The majority of the film relies less on visual effects and alien aesthetics, as you might expect, but instead wants to create an atmosphere and a sense of mystery. Again, our characters like to talk in quick succession, but you hang on their every word with a certain mesmerisation.
It is certainly apt that a film like this would appear in the last few years, given conspiracy theories, technological unknowns and scepticism being rife, and general otherworldly threats dominating the media, infecting the minds of us mere mortals.
At one point, Fay is reciting an article about a future device, not unlike a smart phone, that people will one day have on their person at all times and with which they can communicate far and wide. The ever sceptic Everett remarks: “… tiny TV telephones? That’s cuckoo.”

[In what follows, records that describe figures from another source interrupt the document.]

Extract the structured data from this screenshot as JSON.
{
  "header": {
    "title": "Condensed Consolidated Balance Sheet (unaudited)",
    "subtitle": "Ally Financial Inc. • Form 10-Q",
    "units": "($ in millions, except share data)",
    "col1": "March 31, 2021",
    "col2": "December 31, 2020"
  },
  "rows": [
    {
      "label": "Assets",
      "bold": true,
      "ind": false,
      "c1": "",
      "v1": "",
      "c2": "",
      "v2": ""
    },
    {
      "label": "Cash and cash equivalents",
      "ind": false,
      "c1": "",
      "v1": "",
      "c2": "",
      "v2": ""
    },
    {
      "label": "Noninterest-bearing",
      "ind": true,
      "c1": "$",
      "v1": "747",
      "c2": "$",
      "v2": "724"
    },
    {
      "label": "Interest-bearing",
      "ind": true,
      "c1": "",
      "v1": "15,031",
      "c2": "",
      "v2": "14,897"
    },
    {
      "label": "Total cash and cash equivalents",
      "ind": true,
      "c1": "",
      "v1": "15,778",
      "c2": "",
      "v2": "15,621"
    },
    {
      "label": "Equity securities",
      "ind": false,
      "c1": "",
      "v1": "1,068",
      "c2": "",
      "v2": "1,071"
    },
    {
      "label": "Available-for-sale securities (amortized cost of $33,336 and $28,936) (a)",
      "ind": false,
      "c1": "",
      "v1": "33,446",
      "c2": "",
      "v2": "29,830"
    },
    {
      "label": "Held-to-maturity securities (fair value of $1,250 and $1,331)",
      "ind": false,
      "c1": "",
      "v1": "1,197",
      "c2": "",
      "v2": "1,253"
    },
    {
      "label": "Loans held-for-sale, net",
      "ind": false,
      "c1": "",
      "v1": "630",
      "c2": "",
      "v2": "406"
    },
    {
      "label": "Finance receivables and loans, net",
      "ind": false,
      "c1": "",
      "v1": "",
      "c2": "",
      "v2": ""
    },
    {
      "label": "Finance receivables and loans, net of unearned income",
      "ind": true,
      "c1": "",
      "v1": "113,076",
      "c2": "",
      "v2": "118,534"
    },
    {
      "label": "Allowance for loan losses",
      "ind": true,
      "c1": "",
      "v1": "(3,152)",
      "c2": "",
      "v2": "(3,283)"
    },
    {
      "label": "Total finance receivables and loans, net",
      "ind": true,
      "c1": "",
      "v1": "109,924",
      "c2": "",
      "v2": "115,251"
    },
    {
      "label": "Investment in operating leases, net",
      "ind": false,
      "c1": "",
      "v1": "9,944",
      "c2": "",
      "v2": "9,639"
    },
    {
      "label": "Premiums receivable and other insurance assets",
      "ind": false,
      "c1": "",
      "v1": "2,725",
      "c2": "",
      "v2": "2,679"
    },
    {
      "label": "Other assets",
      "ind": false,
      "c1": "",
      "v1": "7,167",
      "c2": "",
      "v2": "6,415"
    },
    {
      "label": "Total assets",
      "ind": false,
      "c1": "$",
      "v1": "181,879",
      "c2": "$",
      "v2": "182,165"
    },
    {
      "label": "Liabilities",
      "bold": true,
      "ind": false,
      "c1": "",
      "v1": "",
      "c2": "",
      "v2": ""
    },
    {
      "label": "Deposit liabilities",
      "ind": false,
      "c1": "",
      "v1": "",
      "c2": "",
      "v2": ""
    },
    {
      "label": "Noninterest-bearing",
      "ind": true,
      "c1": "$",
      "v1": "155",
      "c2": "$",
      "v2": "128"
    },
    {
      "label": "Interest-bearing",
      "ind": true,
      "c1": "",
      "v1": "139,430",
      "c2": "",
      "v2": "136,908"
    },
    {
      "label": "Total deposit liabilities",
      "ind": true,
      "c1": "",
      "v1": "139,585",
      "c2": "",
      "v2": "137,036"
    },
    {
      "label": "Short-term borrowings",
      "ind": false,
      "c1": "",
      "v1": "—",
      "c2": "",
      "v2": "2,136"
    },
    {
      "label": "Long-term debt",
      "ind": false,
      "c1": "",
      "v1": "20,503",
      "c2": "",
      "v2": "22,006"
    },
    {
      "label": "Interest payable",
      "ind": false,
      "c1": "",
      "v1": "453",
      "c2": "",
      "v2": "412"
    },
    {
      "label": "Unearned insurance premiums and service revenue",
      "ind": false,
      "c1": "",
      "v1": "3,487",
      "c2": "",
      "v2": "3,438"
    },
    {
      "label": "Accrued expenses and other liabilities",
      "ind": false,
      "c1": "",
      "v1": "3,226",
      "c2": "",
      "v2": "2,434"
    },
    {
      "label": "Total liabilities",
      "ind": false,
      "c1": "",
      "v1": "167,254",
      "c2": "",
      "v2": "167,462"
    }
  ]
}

With figures like Billy and Mabel, we hear their stories recited in a way that represents an older generation fearing a future of innovation and science. Their experiences of government, or religious upbringing has caused a festering in their minds, likely due to long periods of loneliness and isolation. These are people that have lived through extraordinary change, from infrastructure, transportation, to invention and culture shifts, as well as the horrors and disruption of war. Mabel’s story in particular has undertones of religious guilt and perhaps Everett’s disbelief is further fuelled by her mention of having lived a long, lonely life by which she’s had plenty of time to think.
The purpose of this film isn’t to dazzle you with an extravagant alien invasion concept, but to showcase emerging change and discovery during a period of Cold War influenced paranoia among society. Whilst it doesn’t aim to insist we are not alone, it does want to explore the possibility, but also what it takes to both convince the unconvinced and what can lead a person to fear and conspiratorialism.